[Intel-gfx] [PATCH] dma-buf: Enhance dma-fence tracing

Tue Jan 22 09:11:53 UTC 2019

On Tue, Jan 22, 2019 at 10:06 AM Chris Wilson <chris at chris-wilson.co.uk> wrote:
>
> Quoting Koenig, Christian (2019-01-22 08:49:30)
> > Am 22.01.19 um 00:20 schrieb Chris Wilson:
> > > Rather than every backend and GPU driver reinventing the same wheel for
> > > user level debugging of HW execution, the common dma-fence framework
> > > should include the tracing infrastructure required for most client API
> > > level flow visualisation.
> > >
> > > With these common dma-fence level tracepoints, the userspace tools can
> > > establish a detailed view of the client <-> HW flow across different
> > > kernels. There is a strong ask to have this available, so that the
> > > userspace developer can effectively assess if they're doing a good job
> > > about feeding the beast of a GPU hardware.
> > >
> > > In the case of needing to look into more fine-grained details of how
> > > kernel internals work towards the goal of feeding the beast, the tools
> > > may optionally amend the dma-fence tracing information with the driver
> > > implementation specific. But for such cases, the tools should have a
> > > graceful degradation in case the expected extra tracepoints have
> > > changed or their format differs from the expected, as the kernel
> > > implementation internals are not expected to stay the same.
> > >
> > > It is important to distinguish between tracing for the purpose of client
> > > flow visualisation and tracing for the purpose of low-level kernel
> > > debugging. The latter is highly implementation specific, tied to
> > > a particular HW and driver, whereas the former addresses a common goal
> > > of user level tracing and likely a common set of userspace tools.
> > > Having made the distinction that these tracepoints will be consumed for
> > > client API tooling, we raise the spectre of tracepoint ABI stability.
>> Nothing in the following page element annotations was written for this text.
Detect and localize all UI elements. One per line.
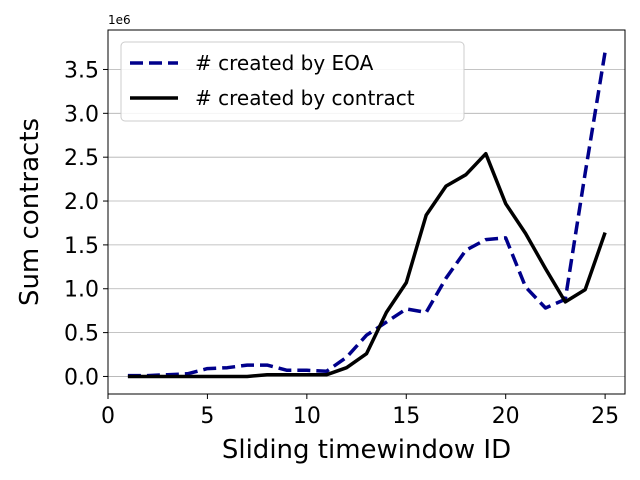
series-lines: [127, 51, 607, 379]
x-tick-label: 5: [200, 404, 214, 429]
x-tick-label: 15: [392, 404, 420, 429]
y-tick-label: 0.0: [64, 365, 99, 390]
x-axis-ticks: 0 5 10 15 20 25: [101, 394, 619, 429]
legend: # created by EOA # created by contract: [120, 41, 465, 122]
plot-frame: [107, 29, 626, 395]
x-tick-label: 0: [101, 404, 115, 429]
x-tick-label: 10: [293, 404, 321, 429]
legend-label-eoa: # created by EOA: [195, 51, 374, 75]
y-tick-label: 2.5: [64, 146, 99, 171]
y-tick-label: 0.5: [64, 322, 99, 347]
y-axis-title: Sum contracts: [15, 118, 45, 306]
y-tick-label: 3.0: [64, 102, 99, 127]
series-line-contract: [127, 151, 607, 379]
y-tick-label: 1.5: [64, 234, 99, 259]
legend-box: [120, 41, 465, 122]
y-tick-label: 1.0: [64, 278, 99, 303]
series-line-eoa: [127, 51, 607, 378]
y-tick-label: 2.0: [64, 190, 99, 215]
y-axis-ticks: 0.0 0.5 1.0 1.5 2.0 2.5 3.0 3.5: [64, 58, 108, 390]
x-tick-label: 20: [492, 404, 520, 429]
legend-label-contract: # created by contract: [195, 86, 415, 110]
y-tick-label: 3.5: [64, 58, 99, 83]
x-axis-title: Sliding timewindow ID: [222, 435, 511, 465]
x-tick-label: 25: [591, 404, 619, 429]
y-axis-offset-label: 1e6: [108, 13, 131, 27]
It
> > > is hoped that by defining a common set of dma-fence tracepoints, we avoid
> > > the pitfall of exposing low level details and so restrict ourselves only
> > > to the high level flow that is applicable to all drivers and hardware.
> > > Thus the reserved guarantee that this set of tracepoints will be stable
> > > (with the emphasis on depicting client <-> HW flow as opposed to
> > > driver <-> HW).
> > >
> > > In terms of specific changes to the dma-fence tracing, we remove the
> > > emission of the strings for every tracepoint (reserving them for
> > > dma_fence_init for cases where they have unique dma_fence_ops, and
> > > preferring to have descriptors for the whole fence context). strings do
> > > not pack as well into the ftrace ringbuffer and we would prefer to
> > > reduce the amount of indirect callbacks required for frequent tracepoint
> > > emission.
> > >
> > > Signed-off-by: Chris Wilson <chris at chris-wilson.co.uk>
> > > Cc: Joonas Lahtinen <joonas.lahtinen at linux.intel.com>
> > > Cc: Tvrtko Ursulin <tvrtko.ursulin at intel.com>
> > > Cc: Alex Deucher <alexdeucher at gmail.com>
> > > Cc: "Christian König" <christian.koenig at amd.com>
> > > Cc: Eric Anholt <eric at anholt.net>
> > > Cc: Pierre-Loup Griffais <pgriffais at valvesoftware.com>
> > > Cc: Michael Sartain <mikesart at fastmail.com>
> > > Cc: Steven Rostedt <rostedt at goodmis.org>
> >
> > In general yes please! If possible please separate out the changes to
> > the common dma_fence infrastructure from the i915 changes.
>
> Sure, I was just stressing the impact: remove some randomly placed
> internal debugging tracepoints, try to define useful ones instead :)
>
> On the list of things to do was to convert at least 2 other drivers
> (I was thinking nouveau/msm for simplicity, vc4 for a simpler
> introduction to drm_sched than amdgpu) over to be sure we have the right
> tracepoints.

I think sprinkling these over the scheduler (maybe just as an opt-in,
for the case where the driver doesn't have some additional queueing
somewhere) would be good. I haven't checked whether it fits, but would
give you a bunch of drivers at once. It might also not cover all the
cases (I guess the wait related ones would need to be somewhere else).
-Daniel

> > One thing I'm wondering is why the enable_signaling trace point doesn't
> > need to be exported any more. Is that only used internally in the common
> > infrastructure?
>
> Right. Only used inside the core, and I don't see much call for making
> it easy for drivers to fiddle around bypassing the core
> enable_signaling/signal. (I'm not sure it's useful for client flow
> either, it feels more like dma-fence debugging, but they can just
> not listen to that tracepoint.)
> -Chris
> _______________________________________________
> dri-devel mailing list
> dri-devel at lists.freedesktop.org
> https://lists.freedesktop.org/mailman/listinfo/dri-devel


-- 
Daniel Vetter
Software Engineer, Intel Corporation
+41 (0) 79 365 57 48 - http://blog.ffwll.ch